Contribution to the mechanism of chromate nephrotoxicity in developing rats: EPR investigations.

The effect of 2 mg and 1 mg Na2Cr2O7 (Cr)/100 g body wt. on renal function was investigated in 10- and 55-day-old rats, respectively. These doses were followed by equal Cr concentrations in the renal tissue of both age groups. Confirming previous data we found lower nephrotoxicity in young than in adult rats. The concentration of glutathione (GSH) and the activity of glutathione reductase (GSSG reductase) in renal tissue of adult rats were diminished by buthionine sulfoximine (BSO) and lomustine (CCNU) administration, respectively.
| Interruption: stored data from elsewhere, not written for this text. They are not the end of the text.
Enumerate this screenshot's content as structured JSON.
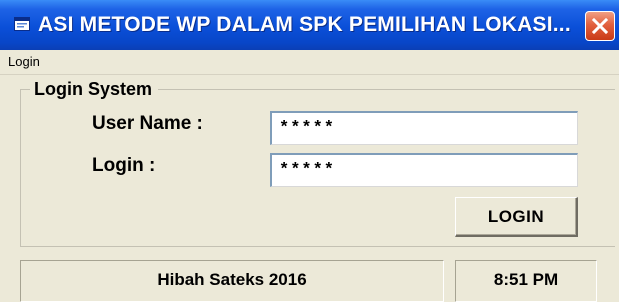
{
  "window": {
    "title": "ASI METODE WP DALAM SPK PEMILIHAN LOKASI..."
  },
  "menu": {
    "items": [
      {
        "label": "Login"
      }
    ]
  },
  "login_group": {
    "legend": "Login System",
    "username_label": "User Name :",
    "username_value": "*****",
    "password_label": "Login :",
    "password_value": "*****",
    "button_label": "LOGIN"
  },
  "statusbar": {
    "left_text": "Hibah Sateks 2016",
    "right_text": "8:51 PM"
  },
  "colors": {
    "titlebar": "#0a4fd8",
    "close_button": "#e2603e",
    "window_face": "#ece9d8"
  },
  "icons": {
    "title": "app-window-icon",
    "close": "close-icon"
  }
}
In these animals Cr nephrotoxicity was decreased significantly. Lower nephrotoxicity was accompanied by slower disappearance of Cr(VI) from renal tissue homogenate in vitro. The time course of Cr(VI) reduction demonstrated by the signal intensity of Cr(V), as recorded by electron spin resonance (EPR) spectroscopy in the supernatant of renal tissue homogenate, enabled us to follow the reduction of Cr(VI) to Cr(III) via Cr(V). Maximally reached Cr(V) concentrations lowest in young rats, did not differ significantly in adult control and BSO and BSO + CCNU treated rats. Further reduction of Cr(V) to Cr(III) which appeared most rapidly in adult rats, was delayed by pretreatment with BSO and CCNU. From our results we concluded that (1) reduction of Cr(VI) was more related to the concentration of GSH than to the activity of GSSG reductase, (2) the formation of Cr-GSH-complexes with GSH oxidation seemed to be the first step of Cr(VI) metabolism, and (3) the stabilization of reactive Cr(V) by GSH seemed to be decisive for the preventive effect of BSO and CCNU as well as for age differences in chromate nephrotoxicity.